Projet de loi constitutionnelle

Charte européenne des langues régionales ou minoritaires

(1ère lecture)

(n° 662 )

N° COM-1

13 octobre 2015


 

Question préalable

Motion présentée par

Adopté

M. BAS, rapporteur


TENDANT À OPPOSER LA QUESTION PRÉALABLE


En application de l’article 44, alinéa 3, du Règlement, le Sénat décide qu’il n’y a pas lieu de poursuivre la délibération sur le projet de loi constitutionnelle autorisant la ratification de la Charte européenne des langues régionales ou minoritaires (n° 662, 2014-2015).

Objet

Le projet de loi constitutionnelle vise à autoriser la ratification de la Charte européenne des langues régionales ou minoritaires, en mentionnant dans l’instrument de ratification les termes  de la déclaration interprétative présentée par la France lors de la signature de la Charte, en mai 1999, alors que les objections formulées postérieurement par le Conseil constitutionnel, en juin 1999, sont plus larges et que la Charte exclut, sauf exceptions, la possibilité de formuler des réserves à l’encontre de l’essentiel de ses dispositions.

Adopter ce texte en l’état créerait une double contradiction juridique.

Dans l’ordre juridique interne, ce texte incorporerait la Charte sans la « purger », contrairement à l’intention affichée par le Gouvernement, de toutes ses clauses déclarées contraires à la Constitution en juin 1999, car la déclaration interprétative de mai 1999 ne pouvait pas, par construction, prendre en compte la décision du Conseil. Dans ces conditions, cette révision reviendrait en partie à déroger délibérément à nos principes constitutionnels. Trois points soulevés par le Conseil ne sont pas traités par la déclaration interprétative, et donc par le projet de loi constitutionnelle : droit imprescriptible de pratiquer une langue régionale ou minoritaire dans la vie publique, qui figure dans le préambule de la Charte, respect de l’aire géographique de chaque langue par les divisions administratives et prise en compte des besoins et vœux des groupes de locuteurs, au travers d’organes créés à cet effet, qui figurent dans la partie II de la Charte.

Dans le système juridique du Conseil de l’Europe, ce texte serait contraire à l’article 21 de la Charte, selon lequel les réserves ne sont pas autorisées, sauf sur certaines dispositions ponctuelles. La déclaration interprétative de mai 1999 constitue en réalité, pour une part, des réserves à des dispositions de la Charte pour lesquelles les réserves ne sont pas autorisées. Dans ces conditions, si la déclaration de la France était admise par les autres États parties au moment de la ratification, elle susciterait des remarques récurrentes de la part du comité d’experts chargé du contrôle de l’application de la Charte et ne manquerait pas de placer la France dans une position difficile vis-à-vis de ses partenaires européens.

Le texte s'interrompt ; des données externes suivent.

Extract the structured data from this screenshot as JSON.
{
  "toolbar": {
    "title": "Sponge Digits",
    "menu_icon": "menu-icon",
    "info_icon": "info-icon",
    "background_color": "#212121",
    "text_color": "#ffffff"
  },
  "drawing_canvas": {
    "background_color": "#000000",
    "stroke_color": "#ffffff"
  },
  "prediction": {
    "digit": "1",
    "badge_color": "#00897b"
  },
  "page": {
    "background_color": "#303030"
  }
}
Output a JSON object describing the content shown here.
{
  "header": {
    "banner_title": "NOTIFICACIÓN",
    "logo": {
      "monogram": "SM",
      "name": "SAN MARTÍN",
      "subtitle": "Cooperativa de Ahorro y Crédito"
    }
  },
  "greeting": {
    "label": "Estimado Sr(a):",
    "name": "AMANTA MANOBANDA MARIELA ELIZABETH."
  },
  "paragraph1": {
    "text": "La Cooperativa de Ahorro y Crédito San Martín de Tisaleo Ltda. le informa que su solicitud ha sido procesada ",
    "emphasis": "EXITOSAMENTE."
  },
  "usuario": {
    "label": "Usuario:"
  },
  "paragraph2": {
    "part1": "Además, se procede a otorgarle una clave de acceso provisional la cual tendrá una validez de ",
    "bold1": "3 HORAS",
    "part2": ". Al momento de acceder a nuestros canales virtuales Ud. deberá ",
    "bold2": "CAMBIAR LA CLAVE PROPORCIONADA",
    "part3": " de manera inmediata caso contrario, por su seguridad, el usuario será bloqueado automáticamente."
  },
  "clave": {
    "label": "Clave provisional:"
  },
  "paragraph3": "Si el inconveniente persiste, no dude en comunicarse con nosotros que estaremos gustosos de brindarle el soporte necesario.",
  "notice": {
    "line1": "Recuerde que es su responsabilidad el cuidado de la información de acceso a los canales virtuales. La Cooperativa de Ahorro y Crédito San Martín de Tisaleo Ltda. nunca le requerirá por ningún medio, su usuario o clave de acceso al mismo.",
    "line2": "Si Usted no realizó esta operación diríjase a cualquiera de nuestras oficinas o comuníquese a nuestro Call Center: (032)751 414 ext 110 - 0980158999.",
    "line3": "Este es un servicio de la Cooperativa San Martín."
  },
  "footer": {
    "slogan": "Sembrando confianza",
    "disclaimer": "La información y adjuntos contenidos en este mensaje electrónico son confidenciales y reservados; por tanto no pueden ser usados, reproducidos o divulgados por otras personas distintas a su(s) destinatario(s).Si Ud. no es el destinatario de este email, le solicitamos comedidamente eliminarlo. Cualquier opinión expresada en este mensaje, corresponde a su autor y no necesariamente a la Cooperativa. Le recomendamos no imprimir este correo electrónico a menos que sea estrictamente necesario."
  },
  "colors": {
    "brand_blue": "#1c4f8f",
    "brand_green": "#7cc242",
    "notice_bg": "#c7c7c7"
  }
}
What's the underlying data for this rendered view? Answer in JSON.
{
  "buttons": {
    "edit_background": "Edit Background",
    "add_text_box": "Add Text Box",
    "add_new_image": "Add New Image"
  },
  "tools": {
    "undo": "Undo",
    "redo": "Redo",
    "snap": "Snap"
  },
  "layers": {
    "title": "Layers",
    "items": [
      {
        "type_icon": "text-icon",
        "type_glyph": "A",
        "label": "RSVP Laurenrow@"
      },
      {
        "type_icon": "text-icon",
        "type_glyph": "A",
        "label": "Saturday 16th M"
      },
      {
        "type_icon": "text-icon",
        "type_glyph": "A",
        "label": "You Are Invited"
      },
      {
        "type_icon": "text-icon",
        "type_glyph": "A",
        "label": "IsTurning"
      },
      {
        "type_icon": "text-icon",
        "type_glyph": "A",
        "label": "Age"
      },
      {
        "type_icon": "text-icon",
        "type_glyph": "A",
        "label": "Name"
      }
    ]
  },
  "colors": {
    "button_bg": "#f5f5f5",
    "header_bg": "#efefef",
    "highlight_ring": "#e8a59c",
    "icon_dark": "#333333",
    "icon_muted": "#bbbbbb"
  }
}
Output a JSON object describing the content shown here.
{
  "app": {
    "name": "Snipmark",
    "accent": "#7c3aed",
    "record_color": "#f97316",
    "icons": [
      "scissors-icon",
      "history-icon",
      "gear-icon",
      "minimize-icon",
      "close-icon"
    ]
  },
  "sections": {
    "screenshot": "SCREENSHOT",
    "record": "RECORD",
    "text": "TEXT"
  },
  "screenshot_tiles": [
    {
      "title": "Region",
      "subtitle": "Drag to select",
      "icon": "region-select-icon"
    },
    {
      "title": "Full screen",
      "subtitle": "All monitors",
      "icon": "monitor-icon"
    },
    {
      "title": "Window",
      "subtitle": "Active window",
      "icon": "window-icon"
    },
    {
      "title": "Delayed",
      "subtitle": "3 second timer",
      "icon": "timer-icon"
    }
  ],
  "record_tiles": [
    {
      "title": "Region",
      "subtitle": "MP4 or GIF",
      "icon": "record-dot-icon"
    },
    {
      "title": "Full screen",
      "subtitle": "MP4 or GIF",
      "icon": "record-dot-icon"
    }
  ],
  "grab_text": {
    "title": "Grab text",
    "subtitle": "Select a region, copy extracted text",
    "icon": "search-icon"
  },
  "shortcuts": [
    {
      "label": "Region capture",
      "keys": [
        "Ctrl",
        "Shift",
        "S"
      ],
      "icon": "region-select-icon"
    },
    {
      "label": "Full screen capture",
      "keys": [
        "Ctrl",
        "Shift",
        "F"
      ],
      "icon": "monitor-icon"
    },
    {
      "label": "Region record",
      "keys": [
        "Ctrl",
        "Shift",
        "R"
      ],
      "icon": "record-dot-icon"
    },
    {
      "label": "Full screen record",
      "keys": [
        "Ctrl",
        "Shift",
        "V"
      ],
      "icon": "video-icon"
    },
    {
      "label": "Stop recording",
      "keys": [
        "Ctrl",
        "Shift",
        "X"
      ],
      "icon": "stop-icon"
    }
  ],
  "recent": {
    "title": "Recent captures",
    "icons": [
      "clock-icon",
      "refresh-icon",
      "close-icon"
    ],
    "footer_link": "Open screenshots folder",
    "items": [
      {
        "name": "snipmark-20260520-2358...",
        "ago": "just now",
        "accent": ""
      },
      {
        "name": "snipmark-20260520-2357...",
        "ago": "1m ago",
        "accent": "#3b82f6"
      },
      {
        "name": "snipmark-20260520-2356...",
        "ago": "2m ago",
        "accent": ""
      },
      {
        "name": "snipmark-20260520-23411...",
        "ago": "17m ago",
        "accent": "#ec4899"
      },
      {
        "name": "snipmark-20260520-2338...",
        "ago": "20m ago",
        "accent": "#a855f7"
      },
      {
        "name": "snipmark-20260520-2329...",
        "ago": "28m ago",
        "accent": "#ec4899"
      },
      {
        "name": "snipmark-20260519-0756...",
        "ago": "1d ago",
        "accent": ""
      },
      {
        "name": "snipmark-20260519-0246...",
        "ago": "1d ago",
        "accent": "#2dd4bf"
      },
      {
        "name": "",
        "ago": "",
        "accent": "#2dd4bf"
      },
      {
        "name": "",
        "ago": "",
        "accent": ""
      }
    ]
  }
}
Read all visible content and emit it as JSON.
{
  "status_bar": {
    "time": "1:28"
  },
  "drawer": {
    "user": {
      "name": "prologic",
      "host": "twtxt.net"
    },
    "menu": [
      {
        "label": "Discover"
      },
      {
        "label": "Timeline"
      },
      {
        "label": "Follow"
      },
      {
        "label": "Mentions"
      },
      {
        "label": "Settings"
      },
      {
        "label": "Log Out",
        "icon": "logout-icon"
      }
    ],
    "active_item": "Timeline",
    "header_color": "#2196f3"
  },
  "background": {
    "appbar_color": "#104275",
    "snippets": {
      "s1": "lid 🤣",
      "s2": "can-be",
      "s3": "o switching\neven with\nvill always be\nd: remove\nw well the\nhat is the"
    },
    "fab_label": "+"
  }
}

Accepter cette révision constitutionnelle nous imposerait donc à la fois de contrevenir à la Charte et de déroger aux principes constitutionnels auxquels nous sommes les plus attachés, à savoir l’unité de la République et l’égalité des citoyens.

Pour surmonter ces contradictions, il faudrait donc modifier ce texte, mais l’on se trouverait confronté à l’alternative suivante : si l’on tient à respecter intégralement nos principes constitutionnels, tels qu’interprétés par le Conseil constitutionnel, il faut contrevenir davantage à la Charte, et si l’on souhaite loyalement ratifier la Charte, il faut se résoudre à s’écarter de nos principes constitutionnels les plus fondamentaux.

Aucune de ces options n’étant satisfaisante, la présente motion propose donc de considérer qu’il n’y a pas lieu de délibérer sur ce projet de révision constitutionnelle.